Awakened Attentiveness: A Response to the Brehm Lectures

A Response to the 2011 Brehm Lectures

While I am not an artist, the 2011 Brehm Lectures spoke to me in many ways, some of which will percolate quietly in my imagination for a long time (in particular as I reflect on the art works shown).  In these lectures I heard a call to give closer attention to the address of the Bible to my imagination, calling me to repent and lament, and to give closer attention to the presence and pain of my neighbors as communicated through their art.

The Brehm Center exists to “revitalize the church and culture through the arts.” Every year the Center offers its Brehm Lectures, “to bring notable Christian theoreticians and practitioners together to discuss vital issues at the intersection of art and faith.” For 2011 the theme of the Lectures was “The Art of Prophecy, the Prophecy of Art,” with the intention of exploring ways in which the arts might respond to global crises, perhaps even in ways that might be called prophetic.

I attended afternoon lectures by Ellen Davis and Makoto Fujimura, and an evening panel discussion that included, in addition, John Chan and Lynn Aldrich.

Ellen Davis exegeted the poetry of the Old Testament prophet Jeremiah in juxtaposition with the art work of the twentieth-century printmakers Emil Nolde and Fritz Eichenberg, and of the contemporary printmaker Margaret Adams Parker. Davis explored how certain prophetic gifts (insight and concrete expression), prophetic disciplines (bearing pain and bearing with God), and certain prophetic arts (covenantal condemnation and lament), are practiced by both the Old Testament prophet and these artists.

Listening to Davis explore the ways in which Jeremiah, Nolde, Eichenberg, and Adams Parker invite and lead us into the bearing of pain and the practice of lament, I marveled at the deep reservoir of inspiration – both encouragement and challenge – available to artists in the Bible. And noticed once again how academic scholarship contributes to our capacity to draw on that reservoir. Without doubt this is one of the great gifts that the Brehm Center offers working artists: opportunity to learn from gifted biblical scholars.

Drawing on the little book He shines in all that’s fair, by Fuller Theological Seminary president Richard Mouw, Makoto Fujimura explained human solidarity in terms of common grace – that is, “(1) the bestowal of natural gifts, such as rain and sunshine, upon creatures in general, (2) the restraining of sin in human affairs, so that the unredeemed do not produce all of the evil that their depraved natures might otherwise bring about, and (3) the ability of unbelievers to perform acts of civic good.”

Fujimura also gave close attention to the dark side of the human solidarity: what he calls the “common curse.” Reflecting on his own experience as a survivor of the 9/11 attacks on New York City, he recognized that sufferers, survivors, and rescuers on that day did not require the shibboleth of confessed religious convictions to share in one another’s pain and grief or offer each other rescue and comfort. Similarly, argued Fujimura, as we make art, and engage the art of others, common grace and common curse draw us into human empathy with one another as we collaborate, giving and receiving gifts of imagination.
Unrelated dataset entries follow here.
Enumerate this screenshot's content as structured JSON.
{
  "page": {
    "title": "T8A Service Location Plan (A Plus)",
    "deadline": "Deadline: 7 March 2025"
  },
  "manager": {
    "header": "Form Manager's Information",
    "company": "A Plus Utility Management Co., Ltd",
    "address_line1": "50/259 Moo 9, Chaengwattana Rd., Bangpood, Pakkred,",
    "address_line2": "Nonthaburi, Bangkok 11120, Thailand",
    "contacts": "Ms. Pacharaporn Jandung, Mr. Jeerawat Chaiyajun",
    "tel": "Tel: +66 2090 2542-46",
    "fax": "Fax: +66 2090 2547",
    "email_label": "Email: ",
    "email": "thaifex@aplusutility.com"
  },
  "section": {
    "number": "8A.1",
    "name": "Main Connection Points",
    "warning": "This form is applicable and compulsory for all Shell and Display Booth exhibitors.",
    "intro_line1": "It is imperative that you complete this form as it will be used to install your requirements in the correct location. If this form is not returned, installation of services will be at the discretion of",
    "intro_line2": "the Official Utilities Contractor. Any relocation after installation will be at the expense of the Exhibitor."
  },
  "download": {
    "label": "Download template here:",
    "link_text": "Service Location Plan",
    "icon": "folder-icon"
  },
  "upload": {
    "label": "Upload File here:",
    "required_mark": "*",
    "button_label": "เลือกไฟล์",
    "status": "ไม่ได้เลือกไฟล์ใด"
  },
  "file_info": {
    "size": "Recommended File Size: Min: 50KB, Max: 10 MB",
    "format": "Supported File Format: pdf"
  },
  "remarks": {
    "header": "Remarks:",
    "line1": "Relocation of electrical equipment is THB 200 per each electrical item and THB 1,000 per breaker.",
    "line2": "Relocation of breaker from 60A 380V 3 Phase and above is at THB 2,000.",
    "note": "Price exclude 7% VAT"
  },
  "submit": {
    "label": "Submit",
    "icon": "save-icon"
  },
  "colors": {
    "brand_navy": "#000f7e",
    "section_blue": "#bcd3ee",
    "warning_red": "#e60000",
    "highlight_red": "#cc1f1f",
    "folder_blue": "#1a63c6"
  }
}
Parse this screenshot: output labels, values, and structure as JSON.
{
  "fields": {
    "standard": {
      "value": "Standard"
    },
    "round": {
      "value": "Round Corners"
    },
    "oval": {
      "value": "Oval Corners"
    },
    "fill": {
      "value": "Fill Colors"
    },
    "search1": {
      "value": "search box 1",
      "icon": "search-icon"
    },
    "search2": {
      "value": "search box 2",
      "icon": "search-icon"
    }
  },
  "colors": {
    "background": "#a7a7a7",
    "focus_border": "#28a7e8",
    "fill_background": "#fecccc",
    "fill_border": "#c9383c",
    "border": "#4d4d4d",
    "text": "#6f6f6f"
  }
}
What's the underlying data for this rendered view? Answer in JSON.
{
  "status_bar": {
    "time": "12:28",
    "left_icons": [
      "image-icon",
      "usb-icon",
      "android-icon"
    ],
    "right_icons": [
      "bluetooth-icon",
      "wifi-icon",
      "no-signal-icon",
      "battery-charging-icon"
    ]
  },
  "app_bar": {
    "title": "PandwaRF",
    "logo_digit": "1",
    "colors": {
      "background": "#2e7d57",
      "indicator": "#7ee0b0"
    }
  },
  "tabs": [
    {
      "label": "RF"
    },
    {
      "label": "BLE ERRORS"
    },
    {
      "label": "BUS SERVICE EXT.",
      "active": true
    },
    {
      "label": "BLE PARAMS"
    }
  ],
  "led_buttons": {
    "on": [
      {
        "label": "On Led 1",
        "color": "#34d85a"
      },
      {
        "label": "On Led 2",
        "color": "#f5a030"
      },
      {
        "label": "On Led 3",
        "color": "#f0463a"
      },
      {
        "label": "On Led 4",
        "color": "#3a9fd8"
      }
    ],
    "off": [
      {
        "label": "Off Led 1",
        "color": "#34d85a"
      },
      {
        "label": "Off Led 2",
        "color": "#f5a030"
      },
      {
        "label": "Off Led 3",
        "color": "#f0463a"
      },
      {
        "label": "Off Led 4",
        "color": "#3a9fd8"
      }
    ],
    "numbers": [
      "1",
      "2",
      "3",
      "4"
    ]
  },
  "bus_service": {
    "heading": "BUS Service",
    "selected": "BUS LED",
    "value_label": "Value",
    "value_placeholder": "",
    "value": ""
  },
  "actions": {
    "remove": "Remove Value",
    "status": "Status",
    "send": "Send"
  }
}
Listening to Fujimura I became more thoroughly convinced that Christians are called in all areas of life to live, attentively and intentionally, alongside those who do not share our deepest commitments and yet share our common pain and grief – not only because we can bear the hope of the gospel into this heartbreaking world, but because so often we can receive comfort and rescue from our neighbors, regardless of our deep and important differences.

While the evening conversation continued to explore how artists respond to global crises, in particular ecological crises, I must say that the bright play of color in Lynn Aldrich’s coral reef made from household cleaning equipment made me laugh with delight, which in no way detracted from the seriousness of the crisis to which it alluded. And John Chan’s MAS / Long Beach Mobile ArtSpace project presentation was no less delightful, amazing, or amusing, as it suggested an intervention to heal bad urban spaces, even if only temporarily, or in anticipation of bigger fixes. Pain, even in the context of global crisis, can be made bearable by laughter, and proper lament is sometimes quickened by humor.

– Dr. Gideon Strauss is a senior fellow with the Center for Public Justice in Washington DC and a consultant for the Max De Pree Center for Leadership at Fuller Theological Seminary. His wife, Angela, is a student in the School for Intercultural Studies at Fuller.